Detailed step-by-step textual instructions with graphic annotations for each tool are presented on the tabs of the corresponding calculator in the Help section. We also offer to watch a brief overview video of the calculation of a bartal structure, which demonstrates the main features of the Calculator of the roofs.

• The area of \u200b\u200bany classic roof can be calculated using the formulas of the rectangle area, a triangle, a parallelogram, trapezoid: s \u003d a × b, s \u003d (a × h) / 2, s \u003d a × h, s \u003d (a + b) × h / 2, where a, b is the length of the parties, H is the height.
• The optimal inclination angle of the roof for the device of a full attic is 45 °.
• The angle of inclination of the roof directly depends on the climatic conditions of the region: in the snow-covered areas there must be steep roofs, in the windy - gentle.
• The angle of inclination of the roof depends on the roofing material: the rigid roof requires a coolest slope.
• The angle of inclination of the roof affects the final cost of the design: the steep roof is more expensive than the color.
• The height of the roof is derived by the formula of the height of an equilibrium triangle: H \u003d a × sin α, where H is the height pointing to the base, A is the side side (the length of the rafter foot on the skate), α is an angle at base (applicable for bantal roofs).
• Optimal value farmery Sve. The roofs are in the range of 50-100 cm, but no less width of the scene.
• The optimal magnitude of the front of the roof should be within 40-60 cm.
• The calculation of the roof must be made, based on the load of at least 200 kg / m 2.
• It is recommended to equip the roof through the ventilation holes from the cornese swell to the skate itself.
• All fasteners (especially external) should be galvanized or made of stainless steel.
• All wood must be treated with antipirens, antiseptics and antifungal agents.
• Wood humidity indicator for all structural elements should not exceed 18-22%.
• It is recommended to use wood not lower than 2 class, and for carrier elements - only 1 class.
• Ideal roofing pie In order from the inside to the outside: vaporizolation, insulation, waterproofing (membrane), a counterclaim, a dory, tile (or other material).

Mauerlat.

• The optimal size of the timber for Mauerlat is 150x150 mm, sometimes used - 50x150 mm.
• It is recommended to fix Mauerlat to Armopoyas with studs.

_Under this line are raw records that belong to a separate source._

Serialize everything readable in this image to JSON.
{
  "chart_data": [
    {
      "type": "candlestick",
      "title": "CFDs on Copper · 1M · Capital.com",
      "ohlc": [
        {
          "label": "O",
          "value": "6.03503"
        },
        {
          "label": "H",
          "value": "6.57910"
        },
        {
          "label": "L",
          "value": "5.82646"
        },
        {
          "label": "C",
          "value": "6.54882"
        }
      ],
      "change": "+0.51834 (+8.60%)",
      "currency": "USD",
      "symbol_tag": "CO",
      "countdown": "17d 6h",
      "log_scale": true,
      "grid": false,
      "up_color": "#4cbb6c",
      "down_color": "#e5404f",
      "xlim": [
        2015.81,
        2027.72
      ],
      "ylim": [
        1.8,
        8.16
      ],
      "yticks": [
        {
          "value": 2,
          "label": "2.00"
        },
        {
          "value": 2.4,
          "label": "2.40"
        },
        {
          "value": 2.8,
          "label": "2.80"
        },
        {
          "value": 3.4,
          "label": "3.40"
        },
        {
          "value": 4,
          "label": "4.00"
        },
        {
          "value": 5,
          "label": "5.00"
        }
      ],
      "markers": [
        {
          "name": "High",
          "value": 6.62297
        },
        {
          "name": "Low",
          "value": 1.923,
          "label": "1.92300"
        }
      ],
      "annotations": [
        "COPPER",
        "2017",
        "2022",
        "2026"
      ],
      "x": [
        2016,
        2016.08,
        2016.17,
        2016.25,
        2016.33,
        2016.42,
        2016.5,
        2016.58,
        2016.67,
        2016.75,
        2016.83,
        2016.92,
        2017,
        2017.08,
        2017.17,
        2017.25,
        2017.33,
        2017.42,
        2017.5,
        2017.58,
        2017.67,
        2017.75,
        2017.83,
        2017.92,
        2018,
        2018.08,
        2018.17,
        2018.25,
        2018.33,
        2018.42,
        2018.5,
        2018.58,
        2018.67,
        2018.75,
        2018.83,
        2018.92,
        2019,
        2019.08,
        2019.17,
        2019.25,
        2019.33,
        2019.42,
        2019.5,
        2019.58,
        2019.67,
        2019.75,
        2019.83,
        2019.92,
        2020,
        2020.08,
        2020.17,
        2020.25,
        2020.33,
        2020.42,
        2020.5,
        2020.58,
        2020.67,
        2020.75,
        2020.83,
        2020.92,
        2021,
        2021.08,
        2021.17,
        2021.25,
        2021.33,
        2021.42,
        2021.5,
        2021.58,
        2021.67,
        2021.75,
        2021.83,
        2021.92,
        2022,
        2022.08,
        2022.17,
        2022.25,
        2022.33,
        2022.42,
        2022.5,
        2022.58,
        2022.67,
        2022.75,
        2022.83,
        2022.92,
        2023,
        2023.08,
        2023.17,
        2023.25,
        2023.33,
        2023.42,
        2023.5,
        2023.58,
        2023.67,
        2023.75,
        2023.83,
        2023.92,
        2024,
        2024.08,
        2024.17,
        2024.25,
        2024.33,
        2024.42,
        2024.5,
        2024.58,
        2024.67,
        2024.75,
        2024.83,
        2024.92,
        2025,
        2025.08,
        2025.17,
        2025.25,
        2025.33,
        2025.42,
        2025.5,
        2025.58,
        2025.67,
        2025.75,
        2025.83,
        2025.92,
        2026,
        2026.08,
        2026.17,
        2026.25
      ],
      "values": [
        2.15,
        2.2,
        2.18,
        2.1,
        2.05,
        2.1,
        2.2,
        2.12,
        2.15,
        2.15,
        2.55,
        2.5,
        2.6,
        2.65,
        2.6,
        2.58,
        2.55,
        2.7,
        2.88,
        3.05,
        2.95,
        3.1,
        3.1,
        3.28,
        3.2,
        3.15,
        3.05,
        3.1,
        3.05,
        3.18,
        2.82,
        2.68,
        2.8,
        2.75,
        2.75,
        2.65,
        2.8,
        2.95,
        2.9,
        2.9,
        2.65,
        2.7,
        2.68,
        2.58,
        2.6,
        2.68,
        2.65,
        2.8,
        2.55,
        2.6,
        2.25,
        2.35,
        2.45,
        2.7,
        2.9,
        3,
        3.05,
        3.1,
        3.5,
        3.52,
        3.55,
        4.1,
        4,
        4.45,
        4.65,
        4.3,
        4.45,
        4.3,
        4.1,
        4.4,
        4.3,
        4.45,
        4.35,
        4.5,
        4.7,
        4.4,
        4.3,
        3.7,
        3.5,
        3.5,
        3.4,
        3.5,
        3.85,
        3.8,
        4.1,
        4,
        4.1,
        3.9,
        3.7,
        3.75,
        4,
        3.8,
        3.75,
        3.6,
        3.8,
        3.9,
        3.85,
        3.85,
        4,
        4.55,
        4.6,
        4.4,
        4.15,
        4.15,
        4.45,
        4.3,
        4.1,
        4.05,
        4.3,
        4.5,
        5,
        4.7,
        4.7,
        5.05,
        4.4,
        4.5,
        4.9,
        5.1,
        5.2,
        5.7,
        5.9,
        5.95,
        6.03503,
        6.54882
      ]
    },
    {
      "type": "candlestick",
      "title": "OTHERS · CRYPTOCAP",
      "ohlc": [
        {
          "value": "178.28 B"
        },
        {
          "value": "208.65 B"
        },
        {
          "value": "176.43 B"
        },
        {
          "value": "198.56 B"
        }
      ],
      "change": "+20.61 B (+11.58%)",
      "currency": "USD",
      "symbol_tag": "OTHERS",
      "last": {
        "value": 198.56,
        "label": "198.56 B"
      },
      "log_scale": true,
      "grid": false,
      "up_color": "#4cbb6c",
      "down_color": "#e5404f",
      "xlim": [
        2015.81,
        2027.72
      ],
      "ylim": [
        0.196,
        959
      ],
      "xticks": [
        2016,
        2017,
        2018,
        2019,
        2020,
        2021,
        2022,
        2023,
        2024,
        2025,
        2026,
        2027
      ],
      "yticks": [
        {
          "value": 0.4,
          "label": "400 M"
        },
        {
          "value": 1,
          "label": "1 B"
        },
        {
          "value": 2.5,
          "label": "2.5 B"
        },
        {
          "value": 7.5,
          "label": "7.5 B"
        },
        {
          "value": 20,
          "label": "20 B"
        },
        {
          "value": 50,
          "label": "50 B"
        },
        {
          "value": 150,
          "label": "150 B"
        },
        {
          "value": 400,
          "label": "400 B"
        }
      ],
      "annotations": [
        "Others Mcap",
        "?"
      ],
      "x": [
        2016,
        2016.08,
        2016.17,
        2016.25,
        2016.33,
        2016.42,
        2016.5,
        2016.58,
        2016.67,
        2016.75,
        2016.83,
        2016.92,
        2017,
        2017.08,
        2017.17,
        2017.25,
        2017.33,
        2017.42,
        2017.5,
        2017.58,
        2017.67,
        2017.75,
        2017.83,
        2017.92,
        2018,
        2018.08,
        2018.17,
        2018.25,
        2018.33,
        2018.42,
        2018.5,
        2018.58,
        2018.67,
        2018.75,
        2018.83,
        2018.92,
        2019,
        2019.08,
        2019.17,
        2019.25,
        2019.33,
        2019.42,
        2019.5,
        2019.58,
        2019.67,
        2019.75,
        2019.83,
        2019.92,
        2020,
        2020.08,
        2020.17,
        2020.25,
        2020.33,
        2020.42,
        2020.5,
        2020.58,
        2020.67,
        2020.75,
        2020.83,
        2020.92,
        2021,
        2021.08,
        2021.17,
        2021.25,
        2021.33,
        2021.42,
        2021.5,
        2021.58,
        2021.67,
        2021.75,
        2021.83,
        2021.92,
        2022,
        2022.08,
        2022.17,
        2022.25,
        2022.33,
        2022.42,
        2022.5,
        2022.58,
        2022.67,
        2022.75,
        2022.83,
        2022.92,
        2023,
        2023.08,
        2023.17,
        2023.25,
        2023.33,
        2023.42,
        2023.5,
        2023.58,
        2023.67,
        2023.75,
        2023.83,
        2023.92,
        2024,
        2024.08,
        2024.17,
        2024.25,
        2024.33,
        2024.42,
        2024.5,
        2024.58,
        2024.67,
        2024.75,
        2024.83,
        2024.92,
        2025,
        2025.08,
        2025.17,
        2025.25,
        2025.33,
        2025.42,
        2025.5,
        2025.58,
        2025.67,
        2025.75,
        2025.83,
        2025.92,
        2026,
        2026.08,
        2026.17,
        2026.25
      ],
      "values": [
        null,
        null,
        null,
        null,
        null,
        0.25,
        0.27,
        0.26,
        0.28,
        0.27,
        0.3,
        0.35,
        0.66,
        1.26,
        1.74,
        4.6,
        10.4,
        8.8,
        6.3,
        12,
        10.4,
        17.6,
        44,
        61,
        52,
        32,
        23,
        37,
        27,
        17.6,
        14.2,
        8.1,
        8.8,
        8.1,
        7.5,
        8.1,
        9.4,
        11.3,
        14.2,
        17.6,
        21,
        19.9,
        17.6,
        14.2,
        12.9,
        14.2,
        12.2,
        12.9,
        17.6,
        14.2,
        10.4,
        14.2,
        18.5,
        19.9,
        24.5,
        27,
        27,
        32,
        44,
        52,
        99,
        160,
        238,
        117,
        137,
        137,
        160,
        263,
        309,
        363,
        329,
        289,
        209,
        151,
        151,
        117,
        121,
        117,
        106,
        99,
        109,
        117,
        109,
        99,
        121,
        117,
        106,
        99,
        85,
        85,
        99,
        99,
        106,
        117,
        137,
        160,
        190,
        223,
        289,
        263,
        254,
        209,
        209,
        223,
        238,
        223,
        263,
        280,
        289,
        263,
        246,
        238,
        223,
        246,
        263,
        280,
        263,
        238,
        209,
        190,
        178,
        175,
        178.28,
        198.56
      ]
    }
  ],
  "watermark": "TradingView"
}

However, the timber must be isolate so that it does not contact with concrete directly.
• The step of studs for mounting the Mauerlat should not exceed 150 cm.

Rafyla

• Depth washed should not exceed 1/3 of the width of the board (optimally 1/4).
• The recommended width and thickness of the board for most structures is 150-180 mm and 50-60 mm, respectively. The board cross section is selected depending on the frequency of the step of the rafter and the potential load on the roof.
• The distance between the rafters should not be less than 60 cm and more than 120 cm.
• All connections are recommended to be fixed in two different ways.
• To increase the reliability of the bolted compound, it is recommended to use metal plates and corners.
• With a width of a span more than 10 m, a mandatory installation of additional supporting structures (relells, trenches, racks) is required.

Okeekhet

• The recommended board for the crate - 25x100 mm, in the case of heavy roofs - 40x150 mm.
• For solid roofing materials, it is recommended to install a dense sparse crate, for soft - with a wider step, since the sheets of OSP will be installed on top.
• The shaft step is selected for each material individually and specified by the manufacturer. On average for soft roof - 1-10 cm, ceramic tiles - 30-35 cm, metal tiles - 30-40 cm, professional flooring - 30-65 cm.

Isolation and insulation

• It is recommended to buy rolled heat insulation, since the slab is difficult to fix (especially alone) and it crepts more.
• The recommended heat insulation thickness is 15 cm, the minimum is 10 cm.
• Steamwaterproofing is recommended to launch a nipper (10-20 cm) with subsequent sickening places of the compound.
• Waterproofing is better laying in two layers.
• Permissible deflection of waterproofing no more than 15 mm.

Online calculator calculating the roof from Kalk.PRO is the most effective method obtaining project documentation for the manufacture of a reliable rafting roof system and other structures.